The Lives of Animals
Current ExhibitionThe Lives of Animals
Museum for Contemporary Art in Antwerp (MuHKA)
June 8 - September 22, 2024
In the last two decades, animal studies has emerged worldwide as a new academic discipline. Scientists engage in questions regarding concepts of ‘animality’, ‘animalisation’, or ‘becoming animal’, to investigate human-created representations and cultural imaginings on the subject. Animal studies strives to understand human-animal relationships from a historical perspective, paying attention to the complexity of the issue, in connection with animal rights movements, ethics of care, ecology, feminism, human rights, postcolonial studies, and other disciplines.
The Lives of Animals looks at the subject of animals from the perspective of the visual arts, asking the fundamental question about what an animal is and whether humans can be friends with animals. Participating artists critically examine the attitudes of ‘human exceptionalism’, stemming from the belief that animals do not understand the concept of death or have a sense of future.
At the exhibition, a unique space has been created where visitors can experience the languages of various animals. Laughing rats, inaudible frequencies in the Amazon rainforests and the chirping of birds from different parts of the world are among the many sounds visitors may encounter in the Sonic Room. Besides field recordings, it features audio material created by artists and researchers in fields such as zoomusicology and eco-acoustics (the acoustics of the soundscape).
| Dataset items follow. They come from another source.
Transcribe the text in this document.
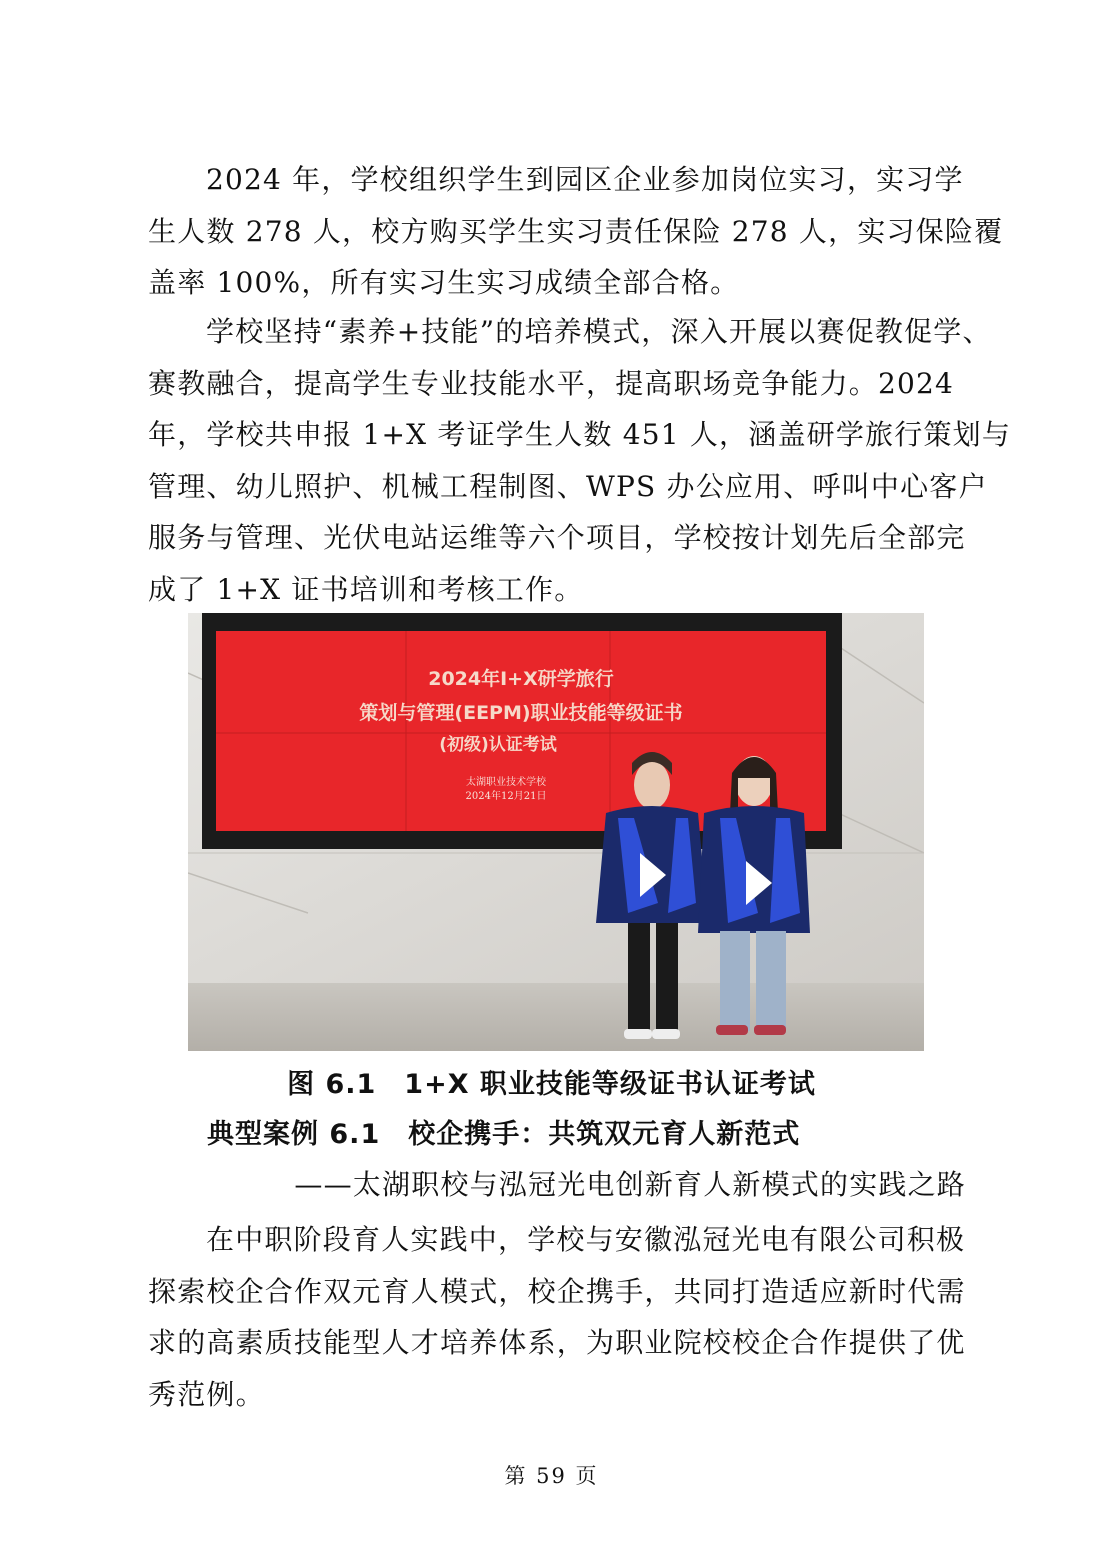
2024 年，学校组织学生到园区企业参加岗位实习，实习学
生人数 278 人，校方购买学生实习责任保险 278 人，实习保险覆
盖率 100%，所有实习生实习成绩全部合格。

学校坚持“素养+技能”的培养模式，深入开展以赛促教促学、
赛教融合，提高学生专业技能水平，提高职场竞争能力。2024
年，学校共申报 1+X 考证学生人数 451 人，涵盖研学旅行策划与
管理、幼儿照护、机械工程制图、WPS 办公应用、呼叫中心客户
服务与管理、光伏电站运维等六个项目，学校按计划先后全部完
成了 1+X 证书培训和考核工作。

2024年I+X研学旅行
策划与管理(EEPM)职业技能等级证书
(初级)认证考试
太湖职业技术学校
2024年12月21日
图 6.1　1+X 职业技能等级证书认证考试
典型案例 6.1　校企携手：共筑双元育人新范式
——太湖职校与泓冠光电创新育人新模式的实践之路

在中职阶段育人实践中，学校与安徽泓冠光电有限公司积极
探索校企合作双元育人模式，校企携手，共同打造适应新时代需
求的高素质技能型人才培养体系，为职业院校校企合作提供了优
秀范例。

第 59 页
The space, filled with sound, gives the exhibition a more performative character, which is aligned with the essential methodology of curatorial work that focuses on transdisciplinary works and artists who have complex and prolonged relationships with their subject.
The exhibition adheres to an ethical code. Therefore, it does not include taxidermy, living animals, or acts of violence against them. Animals are the main protagonists of the exhibition, focusing on their biographies and uniqueness whilst simultaneously questioning how gestures of empathy, kindness, and love towards them might be constituted.